The biggest problem I see in this is misrepresenting the candidates themselves. We reasonably know that there are enough weak-minded and weak-spirited folks in our churches who can easily be misguided into believing that candidate X or candidate Y is ordained of God to lead us or represent us or even save us (save us from what will depend entirely upon the group being addressed, of course) while drawing our focus away from the Only One who can save and suggesting that we put our faith in this or that candidate instead, insinuating that the “other” candidate, the Russians, the Iranians, the terrorists, etc. is the true and genuine threat to our well-being, and that our candidate is the only one who can protect us from these threats.
It is a very fine line these pastors may choose to walk, first, by hijacking the pulpit from which only the Word of the Lord should be proclaimed; secondly, by misleading people into believing that there are men or women who can “save” us; thirdly, by trapping some who have come to worship the Lord God and not be subjected to a political speech; fourth, by perhaps using these political candidates as a means of self- or church-promoting, somehow insinuating some air of legitimacy and importance to the pastor.
Regardless of motive, there is little of any lasting value that will come from such challenges. It is not unlike the challenge for prayer in public school in which some believe their “right” to pray has somehow been infringed when actually the only thing restricted is one’s “presumed” right to subject others to one’s own prayer. No court has declared that one cannot pray, and no court or the IRS has stated or ruled that individual clergy or church members cannot be involved in the political process.

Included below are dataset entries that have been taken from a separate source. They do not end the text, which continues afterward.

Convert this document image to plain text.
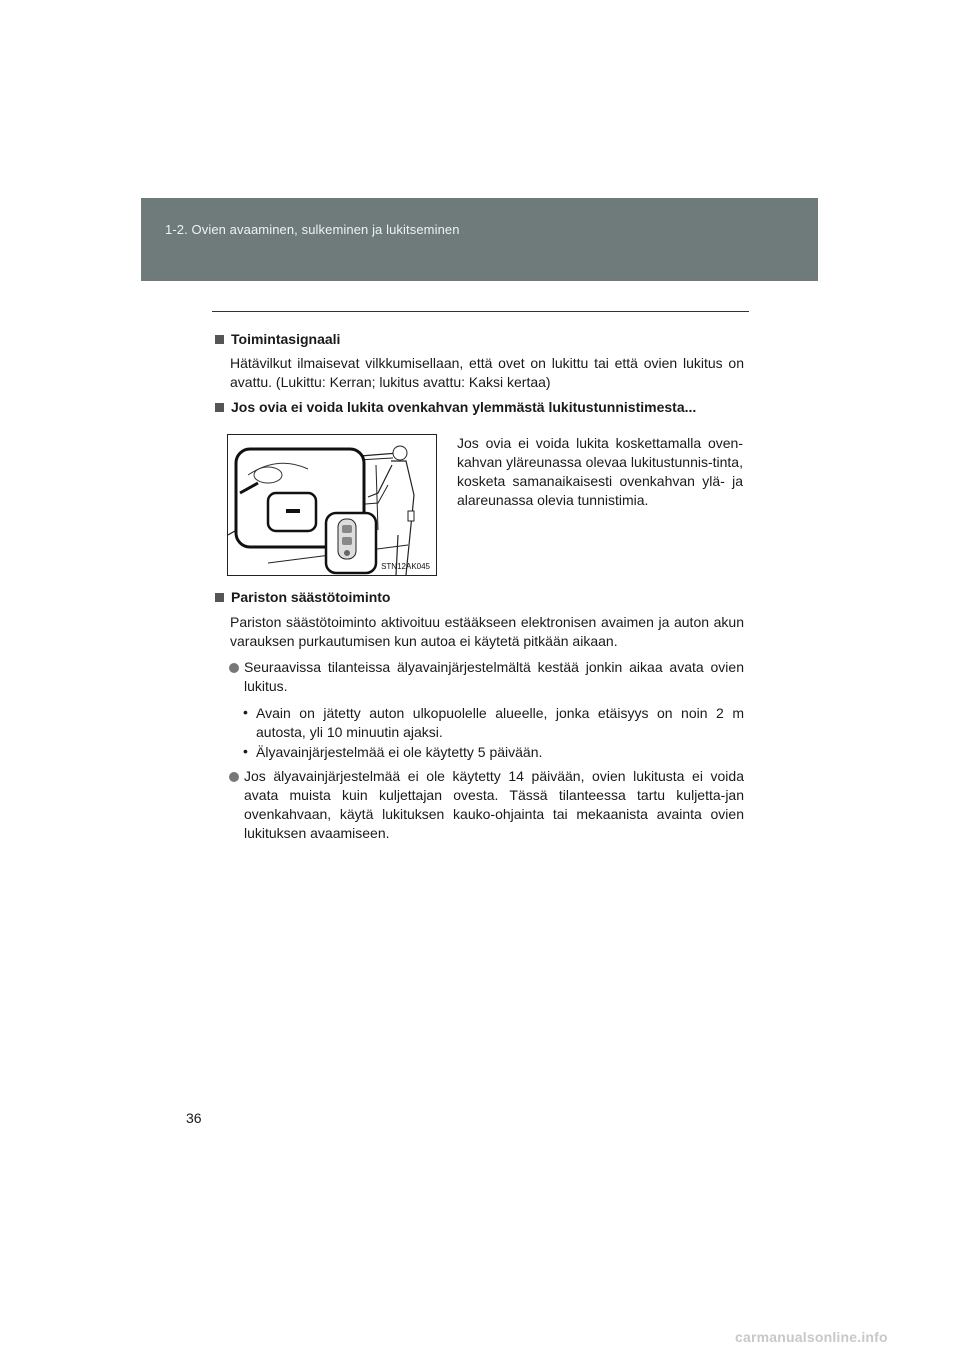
1-2. Ovien avaaminen, sulkeminen ja lukitseminen
Toimintasignaali
Hätävilkut ilmaisevat vilkkumisellaan, että ovet on lukittu tai että ovien lukitus on avattu. (Lukittu: Kerran; lukitus avattu: Kaksi kertaa)
Jos ovia ei voida lukita ovenkahvan ylemmästä lukitustunnistimesta...
STN12AK045
Jos ovia ei voida lukita koskettamalla oven-kahvan yläreunassa olevaa lukitustunnis-tinta, kosketa samanaikaisesti ovenkahvan ylä- ja alareunassa olevia tunnistimia.
Pariston säästötoiminto
Pariston säästötoiminto aktivoituu estääkseen elektronisen avaimen ja auton akun varauksen purkautumisen kun autoa ei käytetä pitkään aikaan.
Seuraavissa tilanteissa älyavainjärjestelmältä kestää jonkin aikaa avata ovien lukitus.
• Avain on jätetty auton ulkopuolelle alueelle, jonka etäisyys on noin 2 m autosta, yli 10 minuutin ajaksi.
• Älyavainjärjestelmää ei ole käytetty 5 päivään.
Jos älyavainjärjestelmää ei ole käytetty 14 päivään, ovien lukitusta ei voida avata muista kuin kuljettajan ovesta. Tässä tilanteessa tartu kuljetta-jan ovenkahvaan, käytä lukituksen kauko-ohjainta tai mekaanista avainta ovien lukituksen avaamiseen.
36
carmanualsonline.info
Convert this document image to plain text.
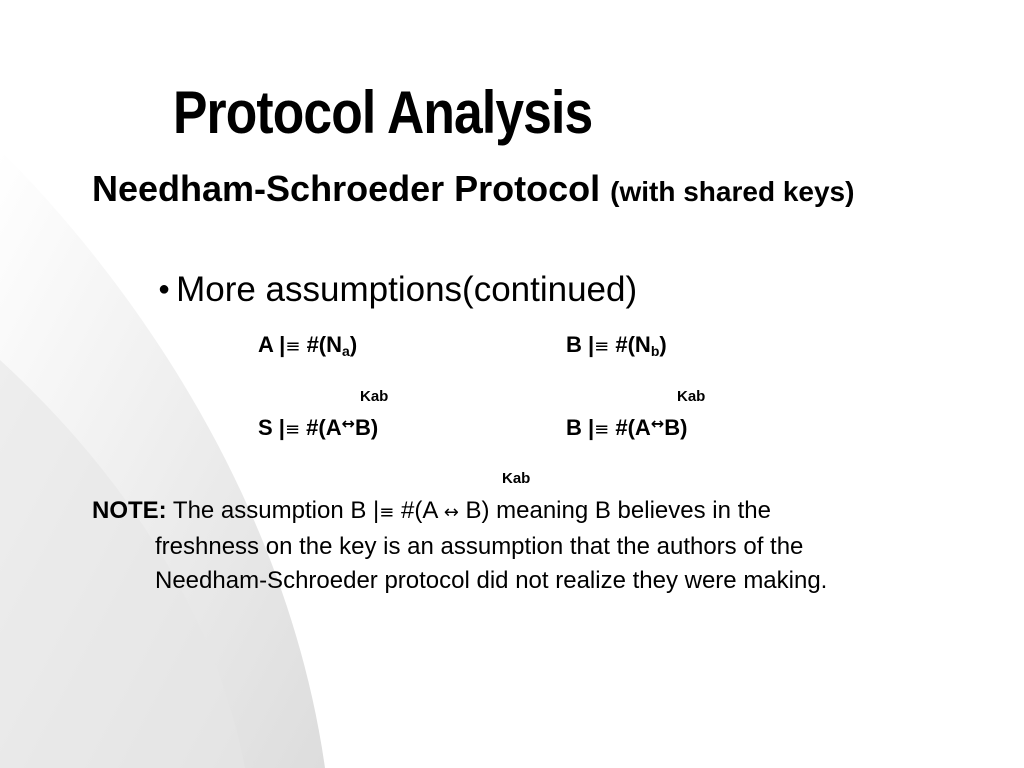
Protocol Analysis
Needham-Schroeder Protocol (with shared keys)
● More assumptions(continued)
A |≡ $\#(N_a)$	B |≡ $\#(N_b)$
Kab	Kab
S |≡ #(A↔B)	B |≡ #(A↔B)
Kab
NOTE: The assumption B |≡ #(A ↔ B) meaning B believes in the
freshness on the key is an assumption that the authors of the
Needham-Schroeder protocol did not realize they were making.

The Holy Church of the Lord is called to be a sanctuary from the world. The Church should not attempt to assimilate itself into the world through the political process lest the Image and moral authority of Christ’s Holy Church become distorted or compromised. The Church cannot be the Body of Christ and a political action committee at the same time. I would actually suggest that the church make a choice and become one or the other, and then let the chips fall where they may.